The key discovery that the Greeks made seems to have been a combinatorial strategy… In effect, the Greeks were the first to fully exploit the new cognitive architecture that had been made possible by visual symbolism.
For the Phoenicians, writing was mostly a mercantile tool; in Greece, every educated male could read or write. The Greeks externalised their speculation upon reality through the widespread use of literature, which stored ideas in a more reliable and permanent form than was possible under the oral tradition. Written opinions on the natural world, law, sculpture, etc could be placed into the public domain to be analysed, discussed and improved upon, even after their originators had died. The Greeks “founded the process of externally coded cognitive exchange and discovery” (Donald), using external memory storage to create a collective social memory. Greek culture stepped out of the oral tradition dominant during Homer’s time and began the journey that culminated in the Library of Alexandria.
Although, because of a particular combination of elements, this process was perhaps most intense in Greece (their 5th century BCE heyday pivoting in the very centre of the Axis Age), it produced a systematic inquiry into the nature of things in four major centres of world culture.

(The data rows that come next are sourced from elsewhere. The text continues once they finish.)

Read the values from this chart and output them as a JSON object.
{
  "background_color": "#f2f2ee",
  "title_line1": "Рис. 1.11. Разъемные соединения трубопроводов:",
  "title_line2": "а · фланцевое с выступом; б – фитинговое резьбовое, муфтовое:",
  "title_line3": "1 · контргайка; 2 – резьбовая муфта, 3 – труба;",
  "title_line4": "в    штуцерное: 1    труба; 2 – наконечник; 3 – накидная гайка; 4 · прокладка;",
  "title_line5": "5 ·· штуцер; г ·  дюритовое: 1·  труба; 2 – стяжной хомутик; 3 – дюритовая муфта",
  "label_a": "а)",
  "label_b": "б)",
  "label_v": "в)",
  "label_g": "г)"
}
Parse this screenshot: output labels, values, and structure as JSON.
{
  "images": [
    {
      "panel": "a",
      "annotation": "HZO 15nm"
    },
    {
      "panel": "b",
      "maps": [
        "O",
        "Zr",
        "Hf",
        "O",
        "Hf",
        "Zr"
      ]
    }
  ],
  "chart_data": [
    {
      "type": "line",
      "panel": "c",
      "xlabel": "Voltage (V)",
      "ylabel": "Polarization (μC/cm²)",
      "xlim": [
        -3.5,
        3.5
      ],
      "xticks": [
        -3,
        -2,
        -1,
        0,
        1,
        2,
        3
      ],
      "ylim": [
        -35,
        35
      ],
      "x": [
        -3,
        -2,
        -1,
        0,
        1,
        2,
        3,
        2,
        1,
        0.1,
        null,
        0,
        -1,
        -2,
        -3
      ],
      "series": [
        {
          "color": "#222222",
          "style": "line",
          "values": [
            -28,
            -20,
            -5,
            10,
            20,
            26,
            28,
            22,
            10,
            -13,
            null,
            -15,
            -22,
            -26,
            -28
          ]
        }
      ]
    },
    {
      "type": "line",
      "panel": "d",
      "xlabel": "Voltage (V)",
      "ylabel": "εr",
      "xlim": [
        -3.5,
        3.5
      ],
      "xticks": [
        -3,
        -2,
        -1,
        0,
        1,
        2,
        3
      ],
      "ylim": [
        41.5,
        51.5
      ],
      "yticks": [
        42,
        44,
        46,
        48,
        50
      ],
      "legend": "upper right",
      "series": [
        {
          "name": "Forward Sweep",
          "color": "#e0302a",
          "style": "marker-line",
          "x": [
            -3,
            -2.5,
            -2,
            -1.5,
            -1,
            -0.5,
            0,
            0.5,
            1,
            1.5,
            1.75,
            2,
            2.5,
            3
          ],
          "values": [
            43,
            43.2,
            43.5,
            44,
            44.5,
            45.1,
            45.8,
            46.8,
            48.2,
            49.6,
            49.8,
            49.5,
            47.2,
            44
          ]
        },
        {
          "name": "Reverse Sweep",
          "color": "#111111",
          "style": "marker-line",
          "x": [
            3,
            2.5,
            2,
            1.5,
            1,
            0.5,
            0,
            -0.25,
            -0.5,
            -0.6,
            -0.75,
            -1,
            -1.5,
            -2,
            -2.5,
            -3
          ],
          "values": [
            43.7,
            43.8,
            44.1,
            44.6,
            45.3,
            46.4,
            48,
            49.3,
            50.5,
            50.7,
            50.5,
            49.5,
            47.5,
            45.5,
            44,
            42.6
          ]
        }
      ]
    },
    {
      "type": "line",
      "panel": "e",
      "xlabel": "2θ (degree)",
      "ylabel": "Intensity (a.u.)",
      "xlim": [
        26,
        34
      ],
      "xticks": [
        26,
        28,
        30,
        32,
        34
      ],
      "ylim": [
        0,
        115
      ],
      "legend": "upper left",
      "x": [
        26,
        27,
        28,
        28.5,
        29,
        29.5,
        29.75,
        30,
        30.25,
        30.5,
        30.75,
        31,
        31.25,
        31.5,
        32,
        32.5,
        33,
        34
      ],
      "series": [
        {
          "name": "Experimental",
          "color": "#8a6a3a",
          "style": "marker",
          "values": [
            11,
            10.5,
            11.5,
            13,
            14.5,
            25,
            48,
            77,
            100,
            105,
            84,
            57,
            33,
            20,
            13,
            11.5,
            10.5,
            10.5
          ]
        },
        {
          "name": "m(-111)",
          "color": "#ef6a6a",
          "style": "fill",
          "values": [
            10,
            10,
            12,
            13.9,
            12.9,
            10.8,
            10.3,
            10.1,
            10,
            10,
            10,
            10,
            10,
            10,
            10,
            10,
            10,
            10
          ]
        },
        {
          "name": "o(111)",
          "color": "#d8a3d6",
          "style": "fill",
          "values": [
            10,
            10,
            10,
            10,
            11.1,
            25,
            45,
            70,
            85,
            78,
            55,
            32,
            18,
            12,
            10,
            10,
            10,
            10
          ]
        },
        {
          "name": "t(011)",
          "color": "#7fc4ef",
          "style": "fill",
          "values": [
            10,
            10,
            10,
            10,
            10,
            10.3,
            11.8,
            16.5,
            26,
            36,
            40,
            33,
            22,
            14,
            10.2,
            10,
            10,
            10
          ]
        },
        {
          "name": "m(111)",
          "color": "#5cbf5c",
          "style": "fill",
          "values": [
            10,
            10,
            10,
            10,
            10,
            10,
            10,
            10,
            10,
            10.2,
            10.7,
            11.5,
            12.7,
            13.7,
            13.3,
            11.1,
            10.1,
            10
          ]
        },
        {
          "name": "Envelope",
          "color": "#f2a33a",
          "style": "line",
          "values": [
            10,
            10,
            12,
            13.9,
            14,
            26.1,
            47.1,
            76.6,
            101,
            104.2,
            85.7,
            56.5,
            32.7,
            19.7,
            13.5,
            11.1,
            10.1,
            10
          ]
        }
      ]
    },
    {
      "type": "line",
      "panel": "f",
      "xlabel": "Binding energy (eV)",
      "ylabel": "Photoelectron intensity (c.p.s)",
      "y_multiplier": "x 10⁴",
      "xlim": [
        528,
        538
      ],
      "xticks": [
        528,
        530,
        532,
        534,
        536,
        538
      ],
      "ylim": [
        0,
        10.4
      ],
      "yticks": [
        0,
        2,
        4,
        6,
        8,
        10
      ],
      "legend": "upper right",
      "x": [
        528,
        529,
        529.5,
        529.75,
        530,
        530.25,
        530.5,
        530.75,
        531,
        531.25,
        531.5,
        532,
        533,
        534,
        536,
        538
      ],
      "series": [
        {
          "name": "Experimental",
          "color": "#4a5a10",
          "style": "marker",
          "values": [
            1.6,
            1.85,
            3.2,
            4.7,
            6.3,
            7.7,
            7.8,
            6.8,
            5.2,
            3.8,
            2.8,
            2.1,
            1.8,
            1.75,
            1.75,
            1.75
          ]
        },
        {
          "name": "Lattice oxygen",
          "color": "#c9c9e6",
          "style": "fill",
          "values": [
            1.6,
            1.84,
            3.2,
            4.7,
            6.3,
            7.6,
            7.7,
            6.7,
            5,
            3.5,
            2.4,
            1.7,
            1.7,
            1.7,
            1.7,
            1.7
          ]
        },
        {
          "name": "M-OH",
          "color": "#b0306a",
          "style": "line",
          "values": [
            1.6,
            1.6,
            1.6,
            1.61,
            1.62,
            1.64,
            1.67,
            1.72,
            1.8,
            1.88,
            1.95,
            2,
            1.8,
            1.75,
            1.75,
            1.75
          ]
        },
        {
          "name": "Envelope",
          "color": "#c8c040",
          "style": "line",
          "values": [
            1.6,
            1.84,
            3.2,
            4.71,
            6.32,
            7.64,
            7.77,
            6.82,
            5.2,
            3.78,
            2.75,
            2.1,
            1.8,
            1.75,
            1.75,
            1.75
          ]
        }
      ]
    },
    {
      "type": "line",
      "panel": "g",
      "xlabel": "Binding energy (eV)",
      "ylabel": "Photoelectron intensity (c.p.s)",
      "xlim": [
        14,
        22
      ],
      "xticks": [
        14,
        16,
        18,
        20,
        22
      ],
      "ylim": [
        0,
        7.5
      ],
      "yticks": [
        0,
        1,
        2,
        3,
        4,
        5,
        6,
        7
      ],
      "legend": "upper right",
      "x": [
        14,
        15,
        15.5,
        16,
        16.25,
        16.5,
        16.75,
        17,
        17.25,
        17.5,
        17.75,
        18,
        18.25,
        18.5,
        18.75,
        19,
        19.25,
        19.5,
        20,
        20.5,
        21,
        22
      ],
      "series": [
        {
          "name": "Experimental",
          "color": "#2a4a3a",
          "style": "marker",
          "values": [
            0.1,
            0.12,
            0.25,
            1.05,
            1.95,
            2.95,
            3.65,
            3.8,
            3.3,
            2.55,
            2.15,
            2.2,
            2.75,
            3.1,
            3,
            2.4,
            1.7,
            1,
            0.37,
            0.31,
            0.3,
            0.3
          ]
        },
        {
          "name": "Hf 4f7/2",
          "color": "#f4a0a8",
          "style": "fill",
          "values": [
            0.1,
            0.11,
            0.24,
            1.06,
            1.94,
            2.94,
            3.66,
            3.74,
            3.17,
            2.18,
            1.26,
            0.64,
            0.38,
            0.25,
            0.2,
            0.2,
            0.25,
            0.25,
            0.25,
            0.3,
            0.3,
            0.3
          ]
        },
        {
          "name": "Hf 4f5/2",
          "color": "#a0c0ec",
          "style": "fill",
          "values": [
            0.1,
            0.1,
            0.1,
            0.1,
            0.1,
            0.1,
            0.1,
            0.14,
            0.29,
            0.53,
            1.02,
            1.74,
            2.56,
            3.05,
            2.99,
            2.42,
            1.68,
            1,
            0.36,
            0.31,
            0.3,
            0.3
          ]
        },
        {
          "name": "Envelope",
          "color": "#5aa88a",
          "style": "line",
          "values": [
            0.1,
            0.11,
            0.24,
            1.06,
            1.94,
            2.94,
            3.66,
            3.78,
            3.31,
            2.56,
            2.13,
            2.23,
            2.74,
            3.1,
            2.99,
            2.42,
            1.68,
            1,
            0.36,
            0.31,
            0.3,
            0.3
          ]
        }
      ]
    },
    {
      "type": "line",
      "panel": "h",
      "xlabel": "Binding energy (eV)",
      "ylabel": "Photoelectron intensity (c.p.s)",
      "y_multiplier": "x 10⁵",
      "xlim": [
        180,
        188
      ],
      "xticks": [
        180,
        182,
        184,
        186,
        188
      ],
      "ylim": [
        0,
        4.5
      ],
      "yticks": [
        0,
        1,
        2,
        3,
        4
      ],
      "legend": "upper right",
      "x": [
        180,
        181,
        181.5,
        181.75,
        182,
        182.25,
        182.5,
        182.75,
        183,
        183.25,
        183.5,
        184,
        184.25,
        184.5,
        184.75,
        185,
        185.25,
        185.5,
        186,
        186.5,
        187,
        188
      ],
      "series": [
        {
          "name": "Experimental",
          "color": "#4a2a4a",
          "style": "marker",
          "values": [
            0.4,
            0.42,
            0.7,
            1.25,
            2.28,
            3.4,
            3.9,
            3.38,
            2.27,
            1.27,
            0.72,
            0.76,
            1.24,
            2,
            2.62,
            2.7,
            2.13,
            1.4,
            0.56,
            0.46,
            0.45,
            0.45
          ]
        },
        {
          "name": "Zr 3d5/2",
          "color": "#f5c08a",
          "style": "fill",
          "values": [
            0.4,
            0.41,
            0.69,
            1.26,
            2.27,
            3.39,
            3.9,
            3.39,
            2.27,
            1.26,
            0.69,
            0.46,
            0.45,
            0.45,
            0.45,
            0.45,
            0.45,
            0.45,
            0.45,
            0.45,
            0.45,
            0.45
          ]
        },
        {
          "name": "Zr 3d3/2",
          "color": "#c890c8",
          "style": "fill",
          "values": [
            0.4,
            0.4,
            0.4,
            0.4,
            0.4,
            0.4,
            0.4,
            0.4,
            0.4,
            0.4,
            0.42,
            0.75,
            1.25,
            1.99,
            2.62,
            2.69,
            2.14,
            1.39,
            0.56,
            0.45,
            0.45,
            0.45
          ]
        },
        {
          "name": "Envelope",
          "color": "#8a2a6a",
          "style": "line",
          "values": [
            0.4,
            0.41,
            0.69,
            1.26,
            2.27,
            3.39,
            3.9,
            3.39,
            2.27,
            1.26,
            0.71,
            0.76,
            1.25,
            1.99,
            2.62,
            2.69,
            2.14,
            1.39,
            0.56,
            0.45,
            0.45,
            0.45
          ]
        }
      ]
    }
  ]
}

It did not spring up fully formed, it was uneven, and it drew heavily upon earlier innovations; nonetheless the Axis Age was not a historical coincidence but a fundamental cultural shift. This shift to libraries was much more significant than the modern age’s great ‘information’ innovation, namely the internet.
It is true that classical Greece produced some of the greatest achievements of the ancient world. But anyone who wishes to claim it as the single, direct ancestor of the West, or as a brilliant moment of uniquely European enlightenment, is required to ignore great swathes of historical context. He or she must become, as Edward Said put it:
someone who wants to make ‘civilisations’ and ‘identities’ into what they are not: shut-down, sealed-off entities that have been purged of the myriad currents and countercurrents that animate human history.
 Karl Jaspers, The Origin and Goal of History (1949).
 Merlin Donald, Origins of the Modern Mind (1991).
 Edward Said, ‘The Clash of Ignorance’ (in The Nation, 2001). Said is commenting here on Huntington’s The Clash of Civilisations, but the principle applies.